“Ah then, don’t try to tease now! Will I bring a chair to help you get down?”
“You will not. Go in and get a nice comfortable chair ready for me, and Nizam Ali will help me get to it. And—I say—salts or something!”
That this last request was a heartless ruse on Brian’s part to get her out of the way while he was helped down and into the house was clear to her when she heard him whistling “Jim Crow” as she rummaged for the salts, and on returning breathless found him established in a long chair and again grinning. He rewarded her efforts so far as to take a tremendous sniff at the salts and declare that he was “kilt,” even before he thanked and dismissed the trooper, and then lay back in the chair and laughed quietly.
“Oughtn’t you go to bed, Brian?” asked Eveleen anxiously.

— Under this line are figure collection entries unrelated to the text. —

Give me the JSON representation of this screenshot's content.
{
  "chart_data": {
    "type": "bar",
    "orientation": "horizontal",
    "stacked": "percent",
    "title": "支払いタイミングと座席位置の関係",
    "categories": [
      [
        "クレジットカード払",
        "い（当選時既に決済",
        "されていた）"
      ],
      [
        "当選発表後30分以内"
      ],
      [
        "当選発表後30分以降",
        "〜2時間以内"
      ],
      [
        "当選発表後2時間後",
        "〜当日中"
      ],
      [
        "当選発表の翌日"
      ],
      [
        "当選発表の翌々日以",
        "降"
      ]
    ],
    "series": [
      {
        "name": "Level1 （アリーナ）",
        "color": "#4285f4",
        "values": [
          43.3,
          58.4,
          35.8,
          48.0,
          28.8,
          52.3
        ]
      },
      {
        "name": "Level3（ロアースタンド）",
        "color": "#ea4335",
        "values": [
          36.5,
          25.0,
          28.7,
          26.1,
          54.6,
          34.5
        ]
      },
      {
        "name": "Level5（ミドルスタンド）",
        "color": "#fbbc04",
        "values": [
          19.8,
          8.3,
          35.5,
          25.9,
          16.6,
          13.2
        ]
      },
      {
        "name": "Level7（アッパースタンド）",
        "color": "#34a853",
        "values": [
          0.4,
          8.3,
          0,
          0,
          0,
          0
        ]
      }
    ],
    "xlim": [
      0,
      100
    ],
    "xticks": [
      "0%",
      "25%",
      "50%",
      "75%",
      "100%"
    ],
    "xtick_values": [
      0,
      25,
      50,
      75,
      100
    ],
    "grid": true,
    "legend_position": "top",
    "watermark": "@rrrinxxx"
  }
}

“Not dis nigger. Why, d’ye think I’d be here but that my old lad said I was making too much mess of his nice clean battlefield, and ordered me off? The sawbones who tied me up wanted to put me in a doolie, regardless of the other poor chaps waiting, but I says in my best English History manner, ‘Brother,’ says I, ‘their need is greater than mine,’ beckoned to Nizam Ali, and came away on my own four feet—leastways on little Bawn’s. And here I am.”
“I’m sure y’are over-excited. Y’oughtn’t be talking so much. Brian!” a horrible suspicion darting into her mind—“what about Ambrose?”
“Riding hard, when I saw him last, with a message from the General to the cavalry not to chase the enemy too far, lest they’d be cut off before the infantry could come up.”
“Then ’twas another victory?”
“Will you listen to the woman! Another victory? Of course it is—as big as Mahighar, if not bigger. But it’s got to have a name found for it, for did y’ever hear of such a name for a victory as Mussuck?”
“Mussuck? There’s some little bit of a village called that, I remember. So ’twas there you fought? But sure you were all going quite wrong when I saw you, then.”